Especialistas ouvidos pelo g1 reforçam que os estudos existentes são observacionais e sujeitos a distorções.
“Associação não é o mesmo que causalidade. Quando retiramos fatores de confusão — como febre, infecções ou genética —, o vínculo entre o uso de paracetamol e o autismo desaparece”, explica o psiquiatra infantil Guilherme Polanczyk, da Universidade de São Paulo.
O maior estudo recente, publicado na revista científica JAMA, analisou 2,5 milhões de crianças na Suécia e concluiu que, ao comparar irmãos da mesma mãe, não há diferença significativa de risco de autismo, TDAH ou deficiência intelectual associada ao uso do medicamento.
Diagnósticos em alta, mas não necessariamente casos
Nos Estados Unidos, a prevalência de diagnósticos de transtorno do espectro autista (TEA) passou de 1 em cada 150 crianças em 2000 para 1 em 36 em 2020, segundo o CDC. Mas o aumento é atribuído a critérios diagnósticos mais amplos e à maior busca por avaliação e suporte educacional, não a um surto real de novos casos.
“Hoje o diagnóstico é feito com critérios diferentes e inclui pessoas com quadros leves. Há mais diagnósticos, mas não necessariamente mais autismo na população”, diz Polanczyk.
Pesquisas indicam que a genética responde por 85% a 90% da origem do autismo, e fatores ambientais representam o restante — o que reforça que medicamentos como o paracetamol não poderiam alterar causas genéticas.
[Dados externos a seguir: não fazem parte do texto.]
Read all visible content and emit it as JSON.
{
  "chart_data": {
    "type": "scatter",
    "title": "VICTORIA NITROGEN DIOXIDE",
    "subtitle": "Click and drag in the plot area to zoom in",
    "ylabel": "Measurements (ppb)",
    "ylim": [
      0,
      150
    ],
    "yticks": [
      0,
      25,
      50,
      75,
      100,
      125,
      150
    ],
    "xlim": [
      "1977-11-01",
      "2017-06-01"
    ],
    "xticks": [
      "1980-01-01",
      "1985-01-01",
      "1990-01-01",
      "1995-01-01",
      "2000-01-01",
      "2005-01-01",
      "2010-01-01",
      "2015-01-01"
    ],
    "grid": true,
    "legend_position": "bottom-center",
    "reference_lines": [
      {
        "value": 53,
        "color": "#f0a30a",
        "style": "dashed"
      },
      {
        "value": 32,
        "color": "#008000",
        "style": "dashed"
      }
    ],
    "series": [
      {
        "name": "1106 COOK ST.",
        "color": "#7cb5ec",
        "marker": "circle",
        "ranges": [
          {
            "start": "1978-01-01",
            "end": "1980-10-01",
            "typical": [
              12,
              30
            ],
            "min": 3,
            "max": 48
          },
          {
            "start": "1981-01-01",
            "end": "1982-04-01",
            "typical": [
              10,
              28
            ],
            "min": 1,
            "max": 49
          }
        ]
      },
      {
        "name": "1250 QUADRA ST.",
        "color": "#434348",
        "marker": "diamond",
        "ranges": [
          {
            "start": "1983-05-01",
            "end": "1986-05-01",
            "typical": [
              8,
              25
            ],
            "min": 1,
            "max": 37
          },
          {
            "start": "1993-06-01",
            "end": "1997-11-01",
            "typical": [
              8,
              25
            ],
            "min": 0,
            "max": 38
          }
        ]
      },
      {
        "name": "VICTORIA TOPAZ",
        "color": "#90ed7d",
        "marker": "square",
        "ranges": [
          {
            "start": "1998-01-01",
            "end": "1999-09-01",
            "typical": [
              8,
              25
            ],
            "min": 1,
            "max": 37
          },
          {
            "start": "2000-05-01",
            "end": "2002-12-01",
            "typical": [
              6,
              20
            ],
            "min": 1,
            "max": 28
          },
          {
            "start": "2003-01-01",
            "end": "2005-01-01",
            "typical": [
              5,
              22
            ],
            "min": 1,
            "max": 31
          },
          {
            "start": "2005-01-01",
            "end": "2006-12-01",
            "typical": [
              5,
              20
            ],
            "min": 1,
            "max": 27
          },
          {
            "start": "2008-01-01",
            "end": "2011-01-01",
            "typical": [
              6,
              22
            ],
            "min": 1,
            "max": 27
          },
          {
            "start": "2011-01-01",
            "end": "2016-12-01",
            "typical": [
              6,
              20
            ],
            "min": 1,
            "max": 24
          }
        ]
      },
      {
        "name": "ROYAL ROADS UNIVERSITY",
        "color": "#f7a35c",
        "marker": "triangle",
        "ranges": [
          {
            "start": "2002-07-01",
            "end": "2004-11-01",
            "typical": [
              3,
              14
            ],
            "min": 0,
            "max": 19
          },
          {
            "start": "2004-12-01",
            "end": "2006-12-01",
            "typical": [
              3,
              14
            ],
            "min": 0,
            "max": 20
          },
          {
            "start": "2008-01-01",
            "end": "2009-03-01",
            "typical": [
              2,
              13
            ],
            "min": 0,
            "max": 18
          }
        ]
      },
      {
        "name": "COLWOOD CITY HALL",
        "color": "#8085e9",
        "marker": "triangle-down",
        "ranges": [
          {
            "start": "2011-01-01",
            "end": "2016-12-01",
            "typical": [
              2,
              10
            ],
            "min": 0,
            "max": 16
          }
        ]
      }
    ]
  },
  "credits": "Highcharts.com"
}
Desinformação e uso político do autismo
Para Arthur Ataide Garcia, vice-presidente da associação Autistas Brasil e pesquisador em desinformação, o governo Trump vem “usando o autismo como combustível para uma cruzada política que nada tem a ver com ciência ou inclusão”.
“É sintomático quando figuras como Kennedy Jr. descrevem autistas como pessoas incapazes ou improdutivas. Esse tipo de discurso reforça estereótipos cruéis”, critica.
Garcia alerta que o Brasil lidera na América Latina a disseminação de falsas causas e curas para o autismo, muitas delas importadas do debate norte-americano.
Leucovorina: nova polêmica
Além da polêmica sobre o Tylenol, Trump e Kennedy Jr. vêm promovendo o uso da leucovorina — uma forma de ácido fólico usada em quimioterapia — como possível tratamento para o autismo, sem respaldo científico.
A FDA aprovou recentemente uma versão do medicamento, mas especialistas, como Polanczyk, alertam que as evidências ainda são limitadas:
“Não é seguro afirmar que a leucovorina ou qualquer outro remédio seja capaz de tratar os sintomas principais do autismo. O autismo é extremamente heterogêneo — duas pessoas podem ter causas genéticas e respostas diferentes a qualquer intervenção.”